Licence To Kill (1989)


Untitled-1It’s taken sixteen movies for the Bond franchise to finally understand who James Bond really is, and how the life he leads affects the people around him. We’ve seen him seduce the ladies, and defeat the bad guy, and do some skiing and diving in the middle, but we’ve never been able to penetrate his exterior. The women he sleeps with are standalone flings; the bad guys he kills are megalomaniacs with preposterous hideouts and henchmen; the car chases he tries to survive are always too long and pointless. Now, finally, he seems more like a man living in a real world than a cardboard cutout propped up in a fantasy land.

He is played by Timothy Dalton again, who is still more serious than he should be, but in Licence To Kill, the world he inhabits is equally serious. Maybe even more so. Everything is brought down to ground level; the villain doesn’t want to steal nuclear submarines and dominate the world. He wants to run his drug empire happily and without interference. The movie still gives us amazing stunts — this one sees Bond hooking a cable to the tail fin of a plane from a helicopter, in mid-air, and performing wheelies with the front portion of an eighteen-wheeler — but they have a reason for being so amazing. Everything Bond does is a result of an action, or an event, and there is hardly a wasted minute, yes, not even when the villain’s frontman (a rather optimistic television preacher) falls victim to seductive treachery.

The entire movie just works. It has all the usual Bond elements, but they’re given weight and depth. The plot is lovely and easy to follow. The villain is superbly crafted in the form of Franz Sanchez (Robert Davi), a smooth and ruggedly charming Caribbean drug dealer who owns an entire bank, casino, and a president. His secret hideout is a gorgeous piece of architecture that’s vast, made of stone, and given the fiery touch of an Aztec complex. There is a great gadget from Q Branch that involves the handgrip of a camera, some rods and barrels, and when you put it all together, it becomes a sniper rifle. The handle is also coded to Bond’s palm, which means only he can fire it (no doubt, Skyfall was inspired by this). Q is no longer just a servant; he’s given much more screen time as a field operative, and it’s a joy watching Desmond Llewelyn run around in all sorts of disguises. And what of the Bond Girls. My my. In The Living Daylights, we had to sit through two hours with one underwhelming sidekick, who cared more about her cello than the welfare of Bond. But here, we are treated to two beautiful women who are not only fighting for Bond’s love, but for ours as well (one of them, played by Talisa Soto, has skin as smooth as a baby’s bum).
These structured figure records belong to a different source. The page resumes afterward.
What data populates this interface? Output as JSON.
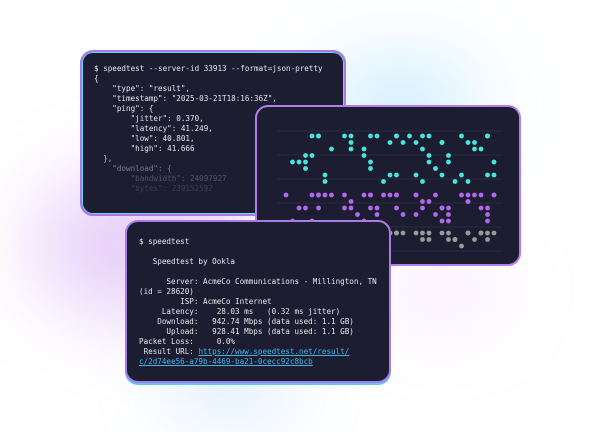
{
  "json_window": {
    "command": "$ speedtest --server-id 33913 --format=json-pretty",
    "lines": [
      "{",
      "    \"type\": \"result\",",
      "    \"timestamp\": \"2025-03-21T18:16:36Z\",",
      "    \"ping\": {",
      "        \"jitter\": 0.370,",
      "        \"latency\": 41.249,",
      "        \"low\": 40.801,",
      "        \"high\": 41.666",
      "  },",
      "    \"download\": {",
      "        \"bandwidth\": 24097927",
      "        \"bytes\": 239152592"
    ]
  },
  "chart_window": {
    "colors": {
      "download": "#45e6dc",
      "upload": "#b168ec",
      "latency": "#9a9a9a",
      "grid": "#2a2c44"
    }
  },
  "terminal_window": {
    "command": "$ speedtest",
    "title": "   Speedtest by Ookla",
    "server": "      Server: AcmeCo Communications - Millington, TN",
    "server_id": "(id = 28620)",
    "isp": "         ISP: AcmeCo Internet",
    "latency": "     Latency:    28.03 ms   (0.32 ms jitter)",
    "download": "    Download:   942.74 Mbps (data used: 1.1 GB)",
    "upload": "      Upload:   928.41 Mbps (data used: 1.1 GB)",
    "packet_loss": "Packet Loss:     0.0%",
    "result_label": " Result URL: ",
    "result_url_1": "https://www.speedtest.net/result/",
    "result_url_2": "c/2d74ee56-a79b-4469-ba21-0cecc92c8bcb"
  }
}
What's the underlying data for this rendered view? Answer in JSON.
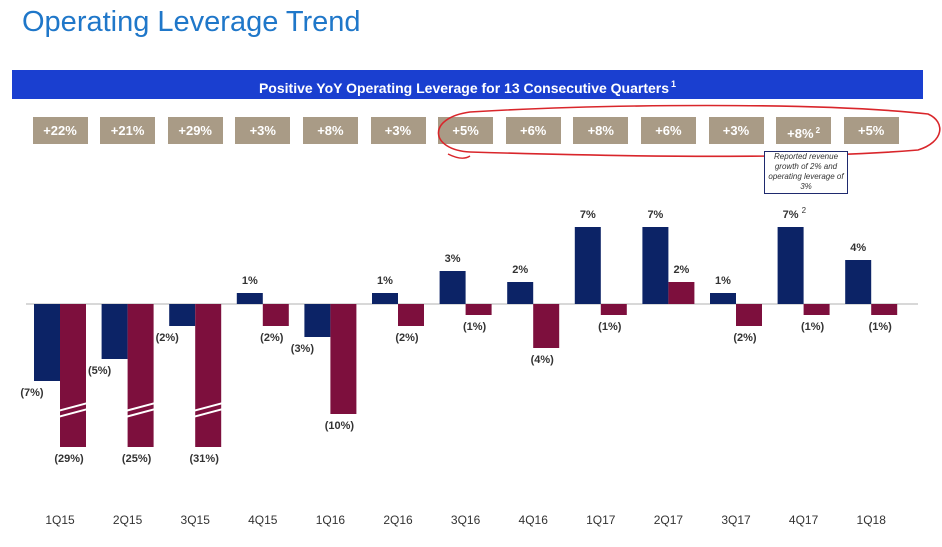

The way the script — written by Michael Wilson and Richard Maibaum — and director John Glen handle the two Bond Girls is clever enough to make them both seem like intellectual human beings, with feelings, instead of a couple of bedspreads on which Bond can unload his burden. They are smart girls, but deadly, and for once, they meet each other. There’s a rivalry between them that none of the previous Bond Girl pairings ever had. Bond loves them both, but unlike before, he has to choose one, and only one. The choice is his, not theirs. It’s great stuff.

The script is also good at giving 007 a very human side. The franchise has reached a point where Bond is like a printmaking press; he is the same mold, over and over again, pressed onto different fabrics. He is without character. He is the womaniser, the fighting champion, the mastermind, the smooth talker, the Martini drinker, the suit wearer. Only the villains change. But this time, he is given the luxury of operating outside his duty, seeking vengeance for a friend. He almost gets killed by his own people because of this. As one of his fellow Brits tells him, “You’re a rogue.”. Again, this is great stuff. We’ve seen Bond resign before, but never with a valid reason.

So combine everything together, and accept the fact that 1) Dalton makes a good Bond, 2) Sanchez makes an excellent villain, 3) Lupe and Pam Bouvier make the perfect Bond Girls, 4) a Bond plot doesn’t have to be ludicrous to be great, and 5) you can still have the crazy stunts as long as you know why you need them. Not since The Spy Who Loved Me has a Bond movie expressed so much desire to press on into new territory while still maintaining the essence of 007.

Best Moment | That old Matrix guy’s head exploding in the pressure chamber, among others.

Worst Moment | I wasn’t a fan of Bond’s eighteen-wheeler flipping onto its side and riding over a jeep. That’s just cray. And also, that slow-motion bit in the opening scene, as Leiter and his DEA dudes are running, doesn’t really fit.